Log #9Wann immer Graz geblüht hat, in all den Jahrhunderten seines
Bestehens sind allerhand Blüten beschreibbar, wann immer sich das einlöste, spielte die
"Murvorstadt" westlich der Mur darin eine fundamentale Rolle. Weil DORT
Leistungen erbracht wurden, von denen man östlich der Mur abhängig war. Deren Strukturen
man dort aber nicht haben wollte.
Von den einquartierten Soldaten, die zum Schutze da
stationiert wurden bis zu den Fachkräften in Manufakturen und Industriebetrieben, von
Dienstboten für Wohlhabende bis zu Studenten in ihren bescheidenen Quartieren war die
Murvorstadt immer von "Zuzüglern" geprägt. Von Menschen aus anderen Kulturen.
[Hans Resel-Gasse]
Aus dem
Projekt-Protokoll vom 12.8.05:
"Andrea Redi: Laut der Studie 'Neupositionierung
der Annenstraße' sehen 88% der Geschäftsbetreiber und Anrainer den hohen
Ausländeranteil als Problem an."
Ein zu tiefst irritierender Umstand. Da die Blüte von Graz
ganz wesentlich aus dem Gedeihen der Murvorstadt hervorging. Die ohne
"Ausländer" niemals jene Leistungen hätte erbringen können, derer das
gesetzte Graz am östlichen Mur-Ufer bedurfte.
Cut!
Architekturprofessor
Grigor Doytschinov konstatierte bei diesem Meeting:
"Hausbesitzer verdienen am meisten, wenn alte
Wohnungen an Ausländer vergeben werden bis sie ganz heruntergekommen sind, erst
anschließend werden sie renoviert und dann zieht eine andere Schicht ein."

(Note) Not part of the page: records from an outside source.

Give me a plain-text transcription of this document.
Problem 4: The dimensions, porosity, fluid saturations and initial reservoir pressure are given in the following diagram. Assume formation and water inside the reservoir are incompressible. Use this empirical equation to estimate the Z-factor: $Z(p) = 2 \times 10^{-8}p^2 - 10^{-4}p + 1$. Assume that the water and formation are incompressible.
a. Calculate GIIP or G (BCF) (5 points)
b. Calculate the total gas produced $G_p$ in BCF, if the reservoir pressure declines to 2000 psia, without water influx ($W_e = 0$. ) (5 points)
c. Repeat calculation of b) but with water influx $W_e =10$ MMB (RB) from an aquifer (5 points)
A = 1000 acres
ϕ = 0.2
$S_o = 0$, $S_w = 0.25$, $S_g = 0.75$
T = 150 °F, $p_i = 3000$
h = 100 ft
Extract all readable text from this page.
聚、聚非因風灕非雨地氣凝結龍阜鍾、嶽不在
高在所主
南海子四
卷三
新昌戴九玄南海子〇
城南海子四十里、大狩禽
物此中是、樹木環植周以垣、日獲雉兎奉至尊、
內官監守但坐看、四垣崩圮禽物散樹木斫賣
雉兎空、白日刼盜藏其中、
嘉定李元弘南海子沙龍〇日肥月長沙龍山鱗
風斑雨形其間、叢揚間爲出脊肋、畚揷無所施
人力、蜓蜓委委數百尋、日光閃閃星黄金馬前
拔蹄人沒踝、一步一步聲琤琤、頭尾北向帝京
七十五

Stellt sich einmal mehr die FRage, ob in der Arbeit an
Problemlösungen die Dinge sein dürfen was sie sind.
Cut!
Zur Geschichte der Murvorstadt gehört auch jene der
Gasthäuser, Schenken, Leitgeben, Venushöhlen. Das Viertel war ja nicht nur Umschlagplatz
an wichtigen Handelsrouten. Es war eben auch Wohnort von Soldaten, Studenden, Dienstboten
und Arbeiterschaft aller Art.
Was demnach aber "echt" und was
"steirisch" sei, welcher "Kodex" sich daraus ableitet, hat sich mir
Steirer in dieser Gaststätte am Lendplatz, wo man vorzüglich ißt, noch nicht so recht
erschlossen. Das Spiel mit Identitäten ...
Dazu eine Passage aus der Korrespondenz mit dem "SPLITTERWERK":
"die suche nach der identitaet ist eine suche
nach einer fiktiven vergangenheit aus dem blickwinkel der fiktion der gegenwart, ausgehend
vom zeitbegriff, den wir 'jetzt' nennen. 'jetzt' allerdings -- und das ist vielleicht
ueberaschend -- liegt als sehr ungenaue zeitangabe immer eniges mehr in der zukunft als in
der vergangenheit und der gegenwart zusammen.
ein inakzeptabler zustand, der die findung von fiktiver
vergangenheit aus diesen rahmenbedingungen heraus unmoeglich macht, was dann wiederum
bedeutet, identitaet nicht suchen und damit noch weniger finden zu koennen.
da es aber unstreitbar identitaet gibt, kann sie demnach
nur besessen werden (ich habe einen namen), erfunden werden (ich gebe einen namen) oder
vor uns da gewesen sein (ein namen zu sein) -- eine vorstellung, die mir am angenehmsten
(ich schliesse hier bewusst "am warscheinlichsten" aus) ist."